Machine learning is increasingly being used to stop the spread of misinformation, but there is still a major hurdle involving the problem of black boxes that occur. This refers to when researchers don’t understand how a machine arrives at the same decision as human trainers.
Detecting Misinformation With Statistical Models
Zois Boukouvalas, assistant professor in AU’s Department of Mathematics and Statistics, used a Twitter dataset with misinformation tweets about COVID-19 to demonstrate how statistical models can detect misinformation in social media during major events like a pandemic or disaster.
Boukouvalas and his colleagues, which include AU student Caitlin Moroney and Computer Science Professor Nathalie Japkowics, demonstrated how the model’s decisions align with humans’ in the newly published research.
“We would like to know what a machine is thinking when it makes decisions, and how and why it agrees with the humans that trained it,” Boukouvalas said. “We don't want to block someone's social media account because the model makes a biased decision.”
The method used by the team is a type of machine learning that relies on statistics. Statistic models are effective and provide another way to combat misinformation.
The model achieved a high prediction performance and classified a testing set of 112 real and misinformation tweets with nearly 90% accuracy.
“What's significant about this finding is that our model achieved accuracy while offering transparency about how it detected the tweets that were misinformation,” Boukouvalas continued. “Deep learning methods cannot achieve this kind of accuracy with transparency.”
Training and Preparing the Model
The researchers prepared to train the model before testing it on a dataset since the information provided by humans can introduce biases and black boxes.
The tweets were labeled by the researchers as either misinformation or real based on a set of predefined rules about language used in misinformation. The team also considered nuances in human language and linguistic features that are linked to misinformation.
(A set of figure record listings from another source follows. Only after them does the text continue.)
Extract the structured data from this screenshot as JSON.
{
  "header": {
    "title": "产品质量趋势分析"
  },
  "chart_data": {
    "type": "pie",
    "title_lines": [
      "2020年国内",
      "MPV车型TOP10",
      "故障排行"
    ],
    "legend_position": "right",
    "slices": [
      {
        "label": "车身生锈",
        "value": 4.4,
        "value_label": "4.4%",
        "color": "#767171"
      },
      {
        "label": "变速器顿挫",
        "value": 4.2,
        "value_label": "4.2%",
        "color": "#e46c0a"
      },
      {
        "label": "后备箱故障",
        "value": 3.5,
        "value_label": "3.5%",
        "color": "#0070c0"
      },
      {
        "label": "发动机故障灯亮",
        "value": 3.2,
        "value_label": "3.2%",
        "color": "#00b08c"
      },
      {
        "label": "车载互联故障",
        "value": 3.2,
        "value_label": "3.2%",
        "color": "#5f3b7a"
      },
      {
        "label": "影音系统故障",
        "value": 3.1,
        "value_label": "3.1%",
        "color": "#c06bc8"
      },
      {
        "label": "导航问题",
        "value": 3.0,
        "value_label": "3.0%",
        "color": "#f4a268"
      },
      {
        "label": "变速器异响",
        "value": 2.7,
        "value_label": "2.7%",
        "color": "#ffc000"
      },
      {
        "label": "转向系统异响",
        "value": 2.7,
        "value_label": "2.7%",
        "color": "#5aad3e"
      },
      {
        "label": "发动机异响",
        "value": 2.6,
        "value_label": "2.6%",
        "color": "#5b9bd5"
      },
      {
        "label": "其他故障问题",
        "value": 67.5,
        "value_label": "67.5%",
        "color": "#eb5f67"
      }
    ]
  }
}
Before training the model, socio-linguist Professor Christine Mallinson of the University of Maryland Baltimore County identified the tweets for writing styles associated with misinformation, bias, and less reliable sources in news media.
“Once we add those inputs into the model, it is trying to understand the underlying factors that lead to the separation of good and bad information,” Japkowicz said. “It's learning the context and how words interact.”
The researchers will now look to improve the user interface for the model, as well as its ability to detect misinformation in social media posts that include images or other multimedia. The statistical model will be required to learn how a variety of different elements interact with each other to create misinformation.
Both Boukouvalas and Japkowicz say that human intelligence and news literacy are key to stopping the spread of misinformation.
“Through our work, we design tools based on machine learning to alert and educate the public in order to eliminate misinformation, but we strongly believe that humans need to play an active role in not spreading misinformation in the first place,” Boukouvalas said.